Валентина Захаровна чувствовала себя все хуже: уже два раза Конецкая вызывала к ней врача, и после его осмотра старушка хромала так, что больно было смотреть. Лия постоянно держалась рядом, готовая помочь Мурашовой сесть или встать.
Как-то утром Юля стала свидетелем того, как Марта Рудольфовна накричала на Лию и выгнала из комнаты за то, что та оказалась слишком нерасторопной, и пришлось тогда самой Юльке поднимать из кресла тяжелое тело Валентины Захаровны. Марта суетилась рядом, но пользы от нее оказалось на удивление немного. Доведя Мурашову до ее комнаты и уложив в постель, Юлька с облегчением вернулась в гостиную и встала возле окна. В тихом дворе на площадке, куда ближе к обеду выходили гулять с детьми няни и мамы, занималась физкультурой пожилая женщина.
Если говорить честно, она была старая. Но Юлька это слово старалась не произносить даже мысленно: боялась случайно ляпнуть вслух при Конецкой и тем самым оскорбить ее. Но самой-то себе можно было признаться: ежеутренние процедуры под их окнами проделывала старушка, самая настоящая древняя старушка, мелкая, смуглая, будто поджаренная на подсолнечном масле речная рыбешка, – лет восьмидесяти, не меньше.
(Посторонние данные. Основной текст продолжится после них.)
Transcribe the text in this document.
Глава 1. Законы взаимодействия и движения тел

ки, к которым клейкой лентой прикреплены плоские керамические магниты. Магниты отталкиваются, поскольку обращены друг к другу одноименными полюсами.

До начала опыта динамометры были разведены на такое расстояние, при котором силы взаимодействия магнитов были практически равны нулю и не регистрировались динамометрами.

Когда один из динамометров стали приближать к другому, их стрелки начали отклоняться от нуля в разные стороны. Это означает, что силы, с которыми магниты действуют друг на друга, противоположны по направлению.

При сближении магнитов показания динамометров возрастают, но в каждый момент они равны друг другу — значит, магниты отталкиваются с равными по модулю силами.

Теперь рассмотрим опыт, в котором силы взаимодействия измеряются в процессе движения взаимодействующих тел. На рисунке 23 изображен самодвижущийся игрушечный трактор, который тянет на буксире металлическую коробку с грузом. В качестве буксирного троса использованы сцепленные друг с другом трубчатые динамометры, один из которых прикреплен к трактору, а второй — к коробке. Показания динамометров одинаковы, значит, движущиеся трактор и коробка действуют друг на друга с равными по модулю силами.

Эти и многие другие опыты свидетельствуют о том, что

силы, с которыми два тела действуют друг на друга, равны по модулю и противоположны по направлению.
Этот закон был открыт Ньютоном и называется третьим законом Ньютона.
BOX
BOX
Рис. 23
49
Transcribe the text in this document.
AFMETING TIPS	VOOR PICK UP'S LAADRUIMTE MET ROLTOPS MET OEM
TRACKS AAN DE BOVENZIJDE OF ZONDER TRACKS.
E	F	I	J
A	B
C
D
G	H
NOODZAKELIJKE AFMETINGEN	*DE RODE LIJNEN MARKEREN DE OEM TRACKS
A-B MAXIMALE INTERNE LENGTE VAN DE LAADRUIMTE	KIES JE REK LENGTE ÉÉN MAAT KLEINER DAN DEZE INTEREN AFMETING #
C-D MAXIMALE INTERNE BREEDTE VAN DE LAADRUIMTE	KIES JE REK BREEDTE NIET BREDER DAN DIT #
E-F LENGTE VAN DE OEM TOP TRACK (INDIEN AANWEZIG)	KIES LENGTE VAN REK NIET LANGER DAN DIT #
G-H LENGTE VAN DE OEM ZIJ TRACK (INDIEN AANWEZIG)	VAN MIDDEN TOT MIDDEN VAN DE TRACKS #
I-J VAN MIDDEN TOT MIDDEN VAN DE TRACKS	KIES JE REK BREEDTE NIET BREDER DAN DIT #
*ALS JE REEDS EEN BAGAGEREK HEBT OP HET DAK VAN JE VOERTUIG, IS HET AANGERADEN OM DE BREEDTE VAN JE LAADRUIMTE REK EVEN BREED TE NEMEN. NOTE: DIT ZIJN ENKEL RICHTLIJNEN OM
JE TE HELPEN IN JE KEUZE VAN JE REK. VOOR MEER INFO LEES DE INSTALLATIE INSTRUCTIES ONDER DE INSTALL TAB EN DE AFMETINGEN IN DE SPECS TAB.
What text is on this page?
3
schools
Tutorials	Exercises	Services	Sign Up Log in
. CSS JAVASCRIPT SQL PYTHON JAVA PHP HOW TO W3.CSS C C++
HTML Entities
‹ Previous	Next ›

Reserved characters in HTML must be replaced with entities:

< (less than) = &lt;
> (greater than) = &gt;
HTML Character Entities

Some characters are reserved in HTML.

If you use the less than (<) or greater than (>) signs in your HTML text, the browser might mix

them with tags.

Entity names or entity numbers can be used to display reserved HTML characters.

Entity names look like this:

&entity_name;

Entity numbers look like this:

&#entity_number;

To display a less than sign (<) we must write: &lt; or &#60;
Череп ее плотно облегала коричневая шапочка, и издалека казалось, будто престарелая спортсменка надела на голову чашечку от огромного желудя. Как бы тепло ни было на улице, она не снимала свою шапочку и разминалась в ней: приседала, разводила в стороны и сводила руки, махала ногами, наклонялась по десять раз, касаясь ладонями земли и замирая в такой позе секунд на тридцать. Смотреть на тощий, обтянутый трико зад Юльке отчего-то было неловко.